Posted signs and kiosks at each property provide important information and suggestions for individuals who wish to use the trails. During this health crisis Audubon is also displaying visitor-friendly posters that remind guests about precautions like social distancing and staying in small groups.
Audubon staff and volunteers continue to monitor property attendance, hoping that the refuges can remain open. The most popular locations may be forced to limit the number of guests that can visit at any one time, depending on visitor behavior and recommendations from state officials.
In addition to the increase in visitors to the refuges due to the pandemic, Audubon has also responded to the crisis by creating a new environmental education portal called Audubon at Home: Nature Play and Learning. (See full story in this issue.) With schools closed, teachers are delivering lessons online and parents are seeking activities for their children. Audubon’s educators are creating a weekly series of themed lessons and activities – including videos, crafts, stories and other materials – that can be accessed via Facebook or Audubon’s website (www.asri.org).
“We had to cancel our usual in-person education programs and field trips, and we couldn’t have people coming to the Nature Center, so our education staff decided to think outside the box,” Taft said. “They said, ‘Let’s just get started and offer families and teachers what we know best, and let’s do it on video.’ And they did.

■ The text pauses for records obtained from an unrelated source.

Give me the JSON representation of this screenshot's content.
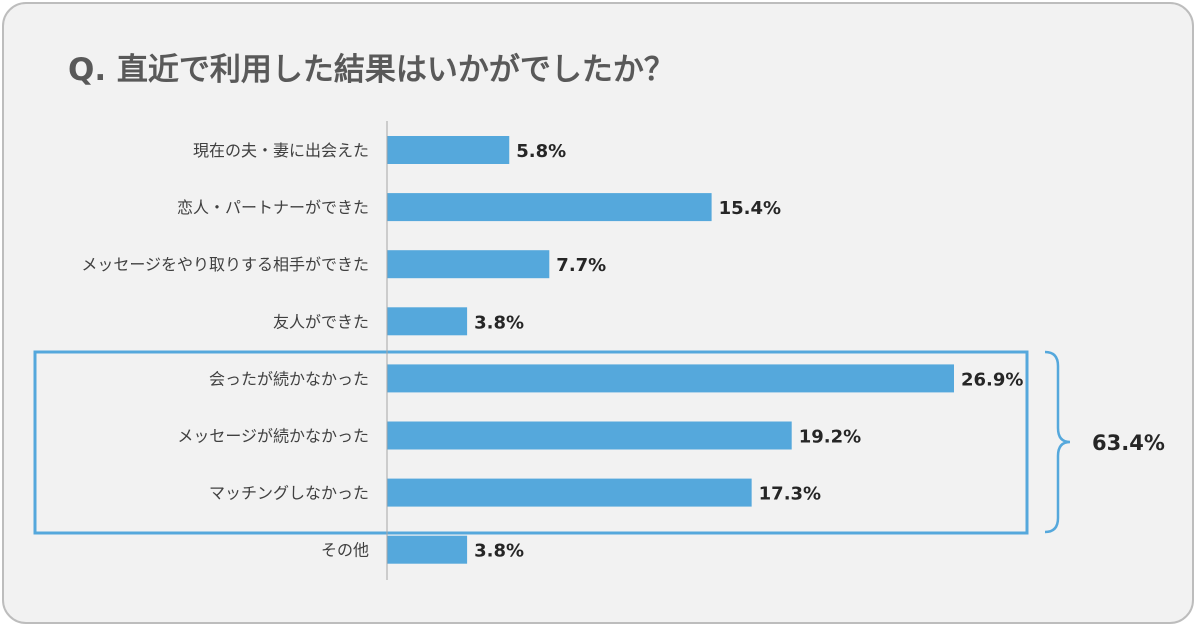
{
  "chart_data": {
    "type": "bar",
    "orientation": "horizontal",
    "title": "Q. 直近で利用した結果はいかがでしたか？",
    "categories": [
      "現在の夫・妻に出会えた",
      "恋人・パートナーができた",
      "メッセージをやり取りする相手ができた",
      "友人ができた",
      "会ったが続かなかった",
      "メッセージが続かなかった",
      "マッチングしなかった",
      "その他"
    ],
    "values": [
      5.8,
      15.4,
      7.7,
      3.8,
      26.9,
      19.2,
      17.3,
      3.8
    ],
    "value_labels": [
      "5.8%",
      "15.4%",
      "7.7%",
      "3.8%",
      "26.9%",
      "19.2%",
      "17.3%",
      "3.8%"
    ],
    "xlim": [
      0,
      26.9
    ],
    "grid": false,
    "bar_color": "#55a8dc",
    "highlight": {
      "category_indices": [
        4,
        5,
        6
      ],
      "total_label": "63.4%",
      "color": "#55a8dc"
    }
  }
}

Part of it was simply to maintain a presence and to build goodwill, but mostly it was about providing lessons in a safe way at a time when they are needed most.”
Audubon received a grant earlier in the year to conduct field trips and school visits this spring, and the grantor agreed to allow Audubon to use the funds to develop distance learning modules instead.
“It has taken quite a bit of effort, and our education and communications staff have done yeomen’s work on it,” Taft concluded. “In the end, it provides another dimension of what we can offer. These are innovations we’ve put together in a few short weeks that we might not have gotten around to doing for many months or years otherwise.
“Ultimately,” he added, “we want kids to get outside in nature and fall in love with it. Having these structured programs and content online, and still having the refuges available to visit, will enable them to immerse themselves in nature and learn about nature. And from there, we hope they’ll want to protect it.”